O filme A New Dawn estreou em 2026 com direção de Yoshitoshi Shinomiya, apresentando um grupo de jovens que tenta salvar uma fábrica centenária de fogos de artifício.
O que aconteceu
Shinomiya, conhecido por trabalhos de background em filmes de Makoto Shinkai, fez sua estreia como diretor de longa-metragem. A trama gira em torno de Kaoru e Sentaro, que retornam à sua cidade natal para concluir o lendário fogo de artifício "Shuhari" antes que a fábrica de 330 anos seja demolida. O filme combina cenas de paisagens rurais, interiores de armazéns abandonados e uma sequência de stop‑motion feita com dioramas de papelão.
Como chegamos aqui
O projeto nasceu de um roteiro escrito e storyboardado pelo próprio Shinomiya, que também assumiu a direção de arte ao lado de Akiko Majima. A produção contou ainda com Shūta Hasunuma na trilha sonora, Utsushita e Shinomiya nos designs de personagens, e Shōhei Hamaguchi como diretor de animação. A fotografia foi liderada por Anna Tomisaki, enquanto Kōta Sasaki dirigiu os efeitos de CGI.

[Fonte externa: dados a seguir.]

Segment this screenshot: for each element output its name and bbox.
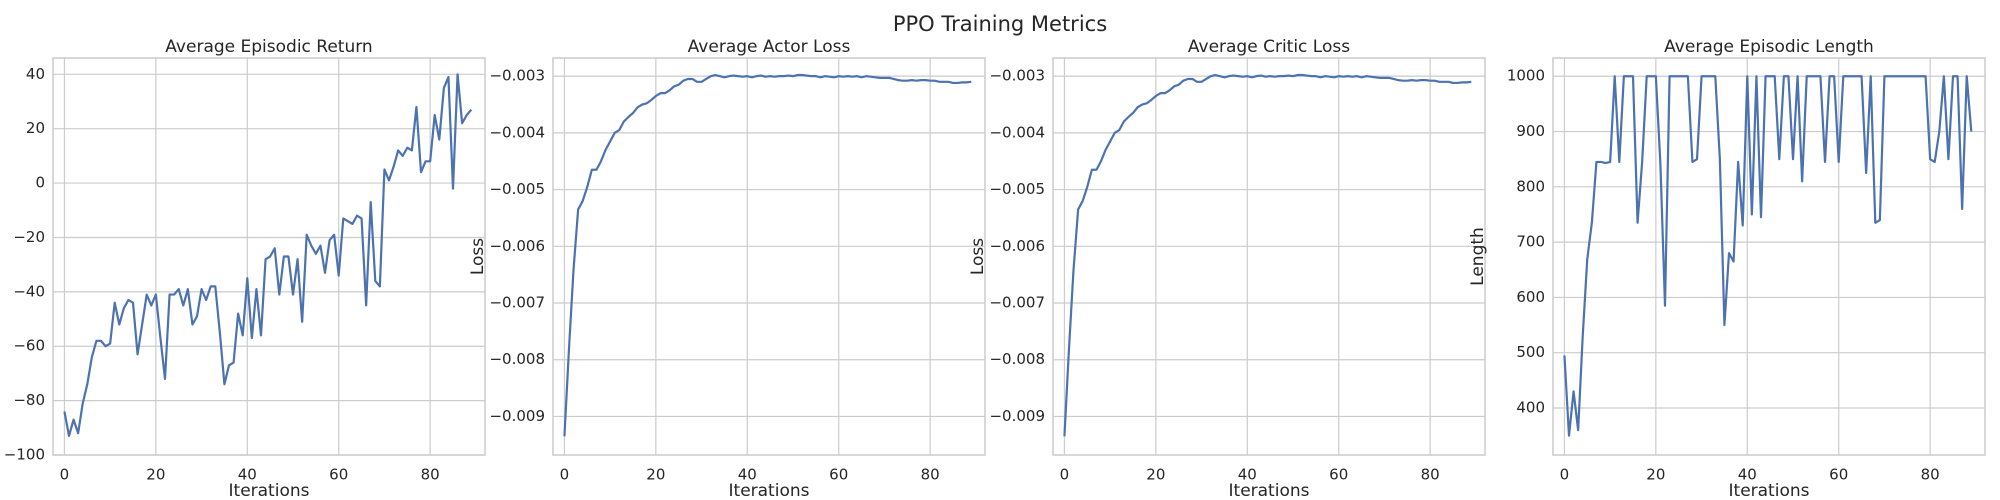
y-axis-label: Loss	[468, 238, 488, 275]
x-tick-label: 60	[1329, 466, 1348, 484]
x-tick-label: 80	[1421, 466, 1440, 484]
x-tick-label: 0	[560, 466, 570, 484]
x-tick-label: 80	[921, 466, 940, 484]
y-tick-label: 700	[1516, 233, 1545, 251]
x-axis-label: Iterations	[229, 481, 310, 500]
x-tick-label: 0	[1060, 466, 1070, 484]
y-axis-label: Loss	[968, 238, 988, 275]
plot-frame	[1552, 57, 1986, 456]
x-tick-label: 40	[238, 466, 257, 484]
y-tick-label: −0.006	[489, 237, 545, 255]
y-tick-label: −100	[4, 446, 45, 464]
x-tick-label: 40	[1238, 466, 1257, 484]
x-tick-label: 20	[146, 466, 165, 484]
y-tick-label: −0.008	[489, 350, 545, 368]
y-tick-label: −0.005	[489, 180, 545, 198]
y-tick-label: 900	[1516, 122, 1545, 140]
x-tick-label: 60	[329, 466, 348, 484]
chart-title: Average Actor Loss	[688, 37, 851, 57]
x-tick-label: 60	[1829, 466, 1848, 484]
y-tick-label: −20	[13, 228, 45, 246]
x-tick-label: 20	[646, 466, 665, 484]
y-tick-label: −40	[13, 282, 45, 300]
series-line	[1063, 73, 1472, 437]
plot-frame	[552, 57, 986, 456]
y-tick-label: −0.003	[989, 67, 1045, 85]
y-tick-label: −0.008	[989, 350, 1045, 368]
chart-panel-1: −100 −80 −60 −40 −20 0 20 40 0 20 40 60 80 Average Ep…	[4, 37, 486, 500]
x-tick-label: 0	[1560, 466, 1570, 484]
y-tick-label: −0.007	[489, 294, 545, 312]
chart-title: Average Critic Loss	[1188, 37, 1350, 57]
chart-panel-4: 400 500 600 700 800 900 1000 0 20 40 60 80 Average E…	[1468, 37, 1986, 500]
x-tick-label: 80	[421, 466, 440, 484]
y-tick-label: −0.005	[989, 180, 1045, 198]
y-tick-label: −0.004	[489, 123, 545, 141]
plot-frame	[1052, 57, 1486, 456]
y-tick-label: −0.009	[989, 407, 1045, 425]
y-tick-label: −0.004	[989, 123, 1045, 141]
chart-title: Average Episodic Return	[165, 37, 372, 57]
y-tick-label: 40	[26, 65, 45, 83]
y-tick-label: 600	[1516, 288, 1545, 306]
x-tick-label: 20	[1646, 466, 1665, 484]
x-tick-label: 40	[738, 466, 757, 484]
series-line	[563, 73, 972, 437]
y-tick-label: 1000	[1507, 67, 1545, 85]
y-tick-label: 0	[35, 174, 45, 192]
x-tick-label: 60	[829, 466, 848, 484]
y-tick-label: −60	[13, 337, 45, 355]
x-tick-label: 20	[1146, 466, 1165, 484]
x-axis-label: Iterations	[1729, 481, 1810, 500]
x-axis-label: Iterations	[729, 481, 810, 500]
y-tick-label: 400	[1516, 399, 1545, 417]
plot-frame	[52, 57, 486, 456]
y-tick-label: 800	[1516, 177, 1545, 195]
y-tick-label: 20	[26, 119, 45, 137]
chart-title: Average Episodic Length	[1664, 37, 1874, 57]
y-axis-label: Length	[1468, 227, 1488, 286]
x-tick-label: 0	[60, 466, 70, 484]
chart-panel-2: −0.009 −0.008 −0.007 −0.006 −0.005 −0.004 −0.0…	[468, 37, 986, 500]
y-tick-label: 500	[1516, 343, 1545, 361]
y-tick-label: −0.003	[489, 67, 545, 85]
figure-title: PPO Training Metrics	[893, 12, 1107, 36]
y-tick-label: −0.009	[489, 407, 545, 425]
series-line	[1563, 75, 1973, 437]
chart-panel-3: −0.009 −0.008 −0.007 −0.006 −0.005 −0.004 −0.0…	[968, 37, 1486, 500]
y-tick-label: −80	[13, 391, 45, 409]
y-tick-label: −0.006	[989, 237, 1045, 255]
x-tick-label: 80	[1921, 466, 1940, 484]
y-tick-label: −0.007	[989, 294, 1045, 312]
series-line	[63, 73, 473, 438]
x-axis-label: Iterations	[1229, 481, 1310, 500]
x-tick-label: 40	[1738, 466, 1757, 484]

Visualmente, o filme se destaca:
- Paleta de cores vibrante, com tons verdes que representam a floresta ao redor da fábrica.
- Texturas impressionistas que dão ao cenário um aspecto de pintura em movimento.

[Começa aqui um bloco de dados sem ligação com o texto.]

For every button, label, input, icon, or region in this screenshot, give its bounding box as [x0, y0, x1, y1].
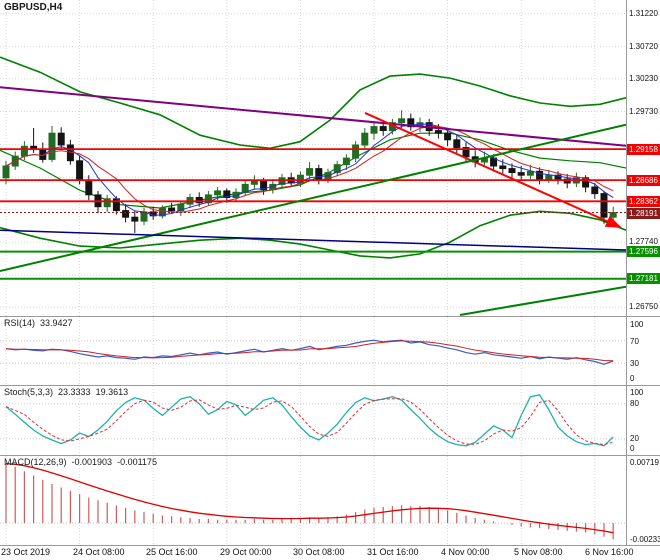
rsi-name: RSI(14) [4, 318, 36, 328]
price-badge-resistance: 1.28686 [627, 175, 660, 186]
time-axis-label: 5 Nov 08:00 [514, 547, 563, 557]
macd-axis[interactable]: 0.00719 -0.00233 [626, 456, 660, 545]
price-badge-current-bid: 1.28191 [627, 208, 660, 219]
rsi-scale-label: 30 [630, 359, 639, 368]
macd-scale-label: -0.00233 [630, 535, 660, 544]
time-axis-label: 24 Oct 08:00 [73, 547, 125, 557]
stochastic-label: Stoch(5,3,3) 23.3333 19.3613 [4, 387, 133, 397]
stochastic-chart-canvas[interactable] [0, 386, 626, 455]
stochastic-panel: Stoch(5,3,3) 23.3333 19.3613 100 80 20 0 [0, 386, 660, 456]
main-chart-panel: GBPUSD,H4 1.31220 1.30720 1.30230 1.2973… [0, 0, 660, 317]
stochastic-scale-label: 20 [630, 434, 639, 443]
macd-scale-label: 0.00719 [630, 458, 659, 467]
stochastic-k-value: 23.3333 [58, 387, 91, 397]
time-axis-label: 29 Oct 00:00 [220, 547, 272, 557]
stochastic-scale-label: 80 [630, 399, 639, 408]
macd-label: MACD(12,26,9) -0.001903 -0.001175 [4, 457, 162, 467]
price-axis-label: 1.30230 [629, 74, 658, 83]
stochastic-axis[interactable]: 100 80 20 0 [626, 386, 660, 455]
macd-panel: MACD(12,26,9) -0.001903 -0.001175 0.00719 … [0, 456, 660, 546]
price-badge-resistance: 1.29158 [627, 144, 660, 155]
stochastic-scale-label: 0 [630, 444, 635, 453]
price-axis-label: 1.29730 [629, 107, 658, 116]
macd-signal-value: -0.001175 [117, 457, 157, 467]
rsi-chart-canvas[interactable] [0, 317, 626, 385]
price-badge-support: 1.27181 [627, 273, 660, 284]
macd-name: MACD(12,26,9) [4, 457, 67, 467]
stochastic-name: Stoch(5,3,3) [4, 387, 54, 397]
macd-main-value: -0.001903 [71, 457, 113, 467]
rsi-value: 33.9427 [40, 318, 73, 328]
price-axis-label: 1.30720 [629, 42, 658, 51]
time-axis-label: 25 Oct 16:00 [146, 547, 198, 557]
symbol-timeframe-label: GBPUSD,H4 [4, 2, 63, 13]
price-badge-resistance: 1.28362 [627, 196, 660, 207]
time-axis-label: 4 Nov 00:00 [441, 547, 490, 557]
time-axis-label: 23 Oct 2019 [1, 547, 51, 557]
time-axis-label: 30 Oct 08:00 [293, 547, 345, 557]
time-axis-label: 6 Nov 16:00 [585, 547, 634, 557]
rsi-scale-label: 70 [630, 337, 639, 346]
price-chart-canvas[interactable] [0, 0, 626, 316]
price-axis-label: 1.31220 [629, 9, 658, 18]
macd-chart-canvas[interactable] [0, 456, 626, 545]
rsi-scale-label: 100 [630, 320, 644, 329]
time-axis-label: 31 Oct 16:00 [367, 547, 419, 557]
price-axis[interactable]: 1.31220 1.30720 1.30230 1.29730 1.27740 … [626, 0, 660, 316]
rsi-scale-label: 0 [630, 374, 635, 383]
rsi-label: RSI(14) 33.9427 [4, 318, 78, 328]
price-axis-label: 1.27740 [629, 237, 658, 246]
rsi-panel: RSI(14) 33.9427 100 70 30 0 [0, 317, 660, 386]
rsi-axis[interactable]: 100 70 30 0 [626, 317, 660, 385]
price-axis-label: 1.26750 [629, 302, 658, 311]
time-axis[interactable]: 23 Oct 2019 24 Oct 08:00 25 Oct 16:00 29… [0, 546, 660, 560]
stochastic-scale-label: 100 [630, 388, 644, 397]
price-badge-support: 1.27596 [627, 246, 660, 257]
stochastic-d-value: 19.3613 [95, 387, 129, 397]
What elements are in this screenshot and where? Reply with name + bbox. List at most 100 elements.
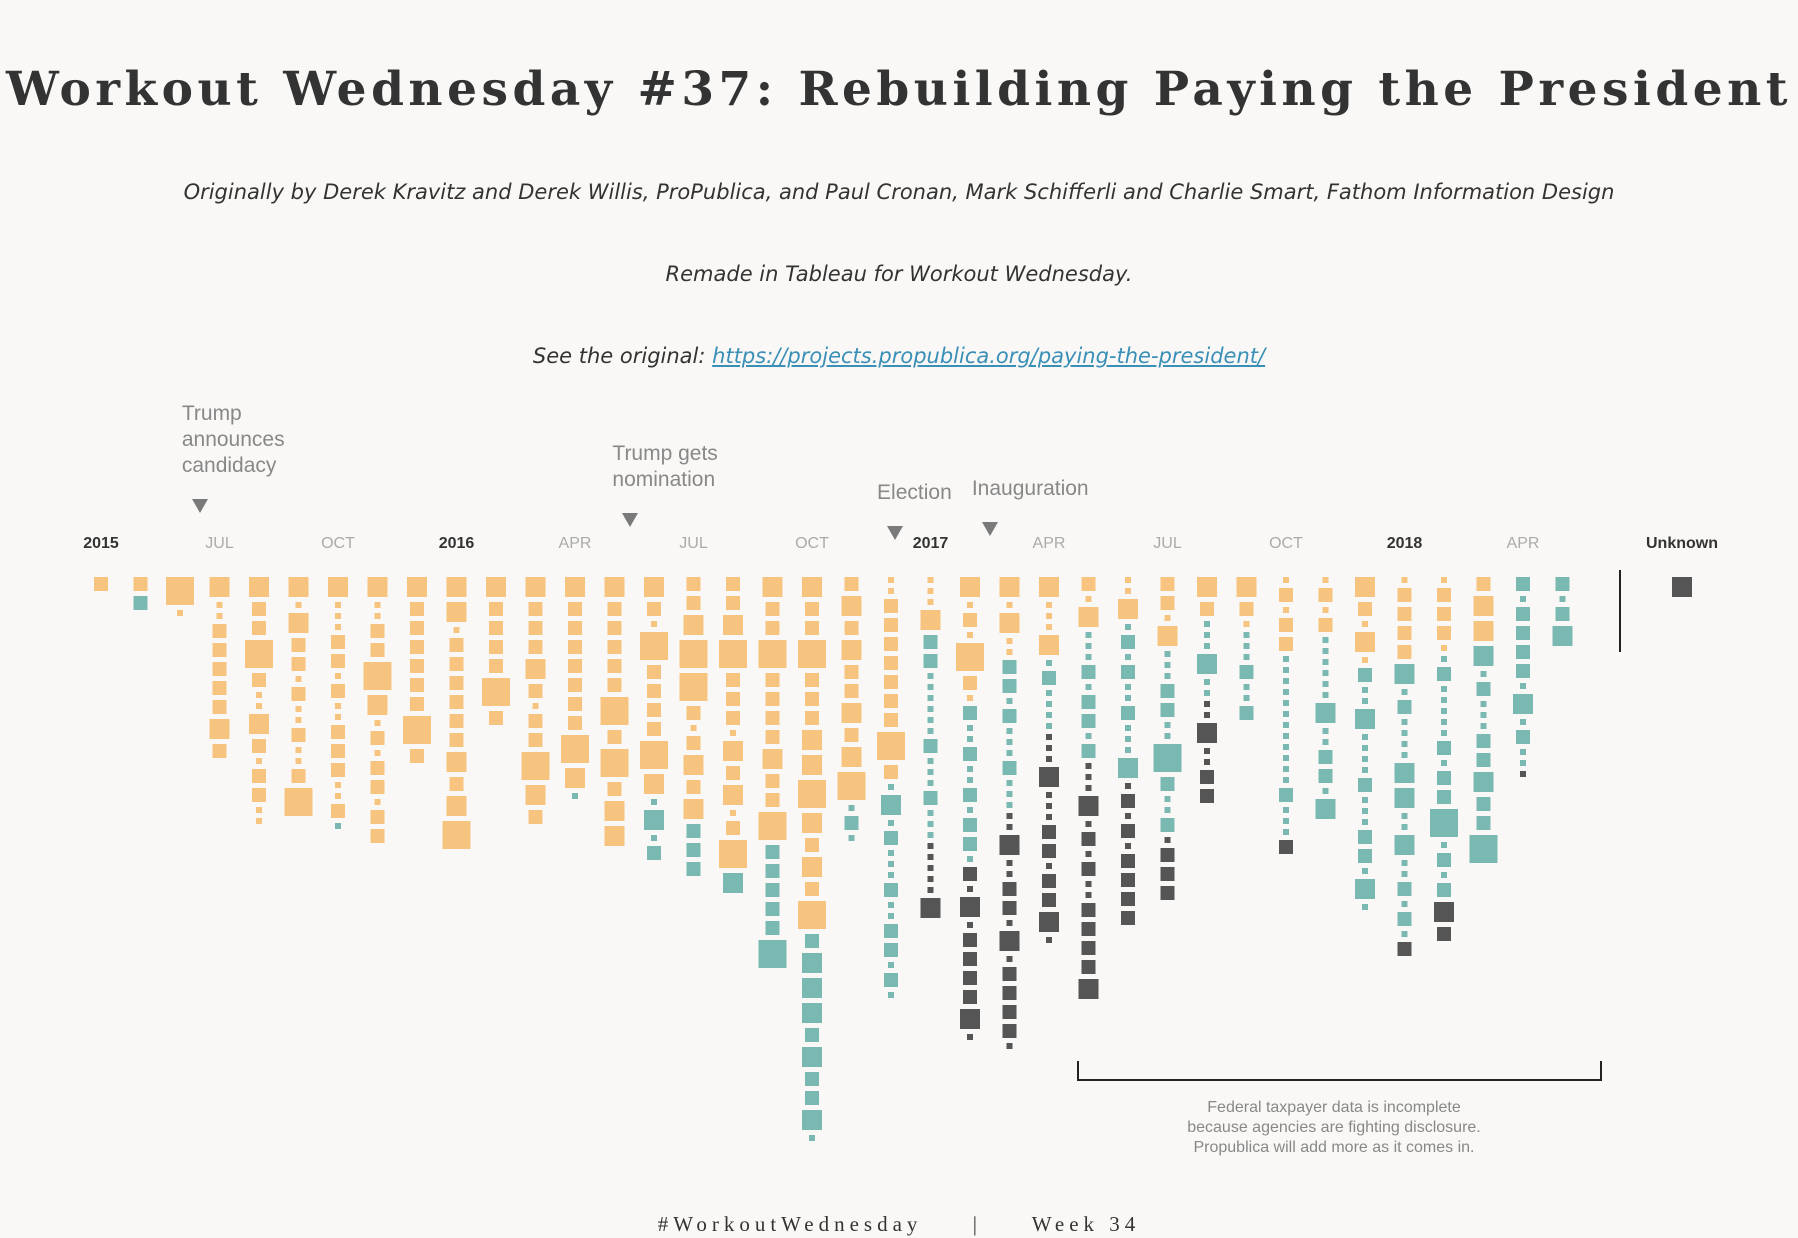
payment-square: [1355, 632, 1375, 652]
payment-square: [765, 902, 780, 916]
payment-square: [1401, 871, 1408, 877]
payment-square: [1469, 835, 1498, 863]
payment-square: [1085, 632, 1092, 638]
payment-square: [335, 714, 341, 720]
payment-square: [1006, 802, 1013, 808]
payment-square: [1520, 749, 1526, 755]
payment-square: [1046, 734, 1052, 740]
payment-square: [1243, 695, 1250, 701]
payment-square: [528, 621, 543, 635]
payment-square: [686, 577, 701, 591]
x-tick-label: JUL: [205, 535, 234, 552]
payment-square: [1555, 577, 1570, 591]
payment-square: [927, 673, 934, 679]
payment-square: [1520, 596, 1526, 602]
payment-square: [1160, 596, 1175, 610]
remade-line: Remade in Tableau for Workout Wednesday.: [665, 262, 1133, 286]
payment-square: [1441, 697, 1447, 703]
payment-square: [1002, 679, 1017, 693]
payment-square: [1283, 577, 1289, 583]
payment-square: [1318, 769, 1333, 783]
payment-square: [1283, 678, 1289, 684]
payment-square: [568, 716, 582, 730]
payment-square: [1362, 756, 1368, 762]
payment-square: [1006, 824, 1013, 830]
payment-square: [1125, 736, 1131, 742]
payment-square: [1046, 814, 1052, 820]
payment-square: [1200, 602, 1214, 616]
x-tick-label: 2017: [912, 535, 949, 552]
payment-square: [1476, 797, 1491, 811]
payment-square: [963, 706, 977, 720]
payment-square: [1283, 777, 1289, 783]
payment-square: [1322, 692, 1329, 698]
payment-square: [1434, 902, 1454, 922]
payment-square: [1125, 747, 1131, 753]
payment-square: [1164, 807, 1171, 813]
payment-square: [802, 1003, 822, 1023]
payment-square: [363, 662, 392, 690]
payment-square: [1437, 883, 1451, 897]
payment-square: [927, 684, 934, 690]
payment-square: [651, 835, 657, 841]
payment-square: [963, 952, 977, 966]
payment-square: [449, 695, 464, 709]
payment-square: [1239, 665, 1254, 679]
payment-square: [888, 820, 894, 826]
payment-square: [884, 924, 898, 938]
payment-square: [1401, 689, 1408, 695]
payment-square: [453, 627, 460, 633]
payment-square: [923, 791, 938, 805]
payment-square: [1160, 703, 1175, 717]
payment-square: [1085, 654, 1092, 660]
payment-square: [963, 747, 977, 761]
payment-square: [644, 810, 664, 830]
payment-square: [679, 640, 708, 668]
payment-square: [920, 610, 941, 630]
payment-square: [1081, 922, 1096, 936]
payment-square: [1164, 673, 1171, 679]
payment-square: [521, 752, 550, 780]
payment-square: [1002, 761, 1017, 775]
payment-square: [1002, 709, 1017, 723]
payment-square: [252, 739, 266, 753]
payment-square: [1081, 744, 1096, 758]
payment-square: [1358, 778, 1372, 792]
payment-square: [1164, 733, 1171, 739]
payment-square: [686, 843, 701, 857]
payment-square: [1401, 931, 1408, 937]
payment-square: [1006, 649, 1013, 655]
payment-square: [1042, 874, 1056, 888]
payment-square: [367, 577, 388, 597]
payment-square: [1437, 741, 1451, 755]
payment-square: [1039, 635, 1059, 655]
payment-square: [252, 602, 266, 616]
payment-square: [923, 739, 938, 753]
payment-square: [1046, 756, 1052, 762]
payment-square: [1279, 618, 1293, 632]
payment-square: [923, 635, 938, 649]
payment-square: [1081, 903, 1096, 917]
payment-square: [1516, 645, 1530, 659]
payment-square: [1473, 772, 1494, 792]
payment-square: [1121, 794, 1135, 808]
payment-square: [1441, 719, 1447, 725]
payment-square: [690, 725, 697, 731]
payment-square: [482, 678, 510, 706]
original-link[interactable]: https://projects.propublica.org/paying-t…: [712, 344, 1266, 368]
payment-square: [651, 799, 657, 805]
payment-square: [927, 599, 934, 605]
payment-square: [963, 867, 977, 881]
payment-square: [489, 602, 503, 616]
payment-square: [1397, 942, 1412, 956]
payment-square: [1085, 596, 1092, 602]
payment-square: [927, 810, 934, 816]
payment-square: [1006, 739, 1013, 745]
payment-square: [1204, 679, 1210, 685]
payment-square: [367, 695, 388, 715]
payment-square: [1204, 701, 1210, 707]
payment-square: [726, 596, 740, 610]
payment-square: [568, 659, 582, 673]
payment-square: [1476, 753, 1491, 767]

- Sequência de stop‑motion que incorpora mãos humanas reais, reforçando a perspectiva de um personagem embriagado.
- Detalhes de iluminação que transformam a explosão final do "Shuhari" em um espetáculo quase sobrenatural.
Entretanto, a narrativa apresenta falhas. O roteiro, embora ambicioso, deixa a importância do fogo de artifício pouco clara, resultando em diálogos que muitas vezes parecem desconexos. A estrutura da história cria um afastamento entre o público e os personagens, que permanecem em um plano emocional distante.
O que vem depois
Com nota geral B‑, o filme recebeu avaliações específicas: história C, animação B+, arte A e música B. Os críticos elogiaram a direção de arte e a criatividade visual, mas apontaram a necessidade de um roteiro mais coeso para equilibrar o espetáculo visual.

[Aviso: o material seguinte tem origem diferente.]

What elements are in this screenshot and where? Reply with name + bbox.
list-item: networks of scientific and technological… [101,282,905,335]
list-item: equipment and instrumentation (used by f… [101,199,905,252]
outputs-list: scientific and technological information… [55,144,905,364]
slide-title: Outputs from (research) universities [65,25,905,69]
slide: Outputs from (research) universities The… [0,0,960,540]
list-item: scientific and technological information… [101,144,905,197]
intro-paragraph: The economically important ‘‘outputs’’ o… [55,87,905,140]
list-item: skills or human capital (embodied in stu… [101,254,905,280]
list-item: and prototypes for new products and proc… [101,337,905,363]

Para os fãs de anime que valorizam a estética e a experimentação, A New Dawn oferece uma experiência visual marcante. Já quem prioriza enredos bem construídos pode sentir frustração diante da falta de profundidade dos personagens.
Para ficar no radar
Os próximos passos da carreira de Shinomiya ainda são incertos, mas seu domínio de background sugere que projetos futuros podem explorar ainda mais a fusão entre arte tradicional e técnicas digitais. A expectativa agora recai sobre possíveis sequências ou spin‑offs que aprofundem a história do "Shuhari" e melhorem a escrita.
Enquanto isso, a comunidade de fãs já debate o filme em fóruns, buscando interpretações sobre o simbolismo dos fogos e a mensagem subjacente de preservação cultural.
Em síntese, A New Dawn entrega uma aula de design de produção, porém deixa a desejar em narrativa e desenvolvimento de personagens.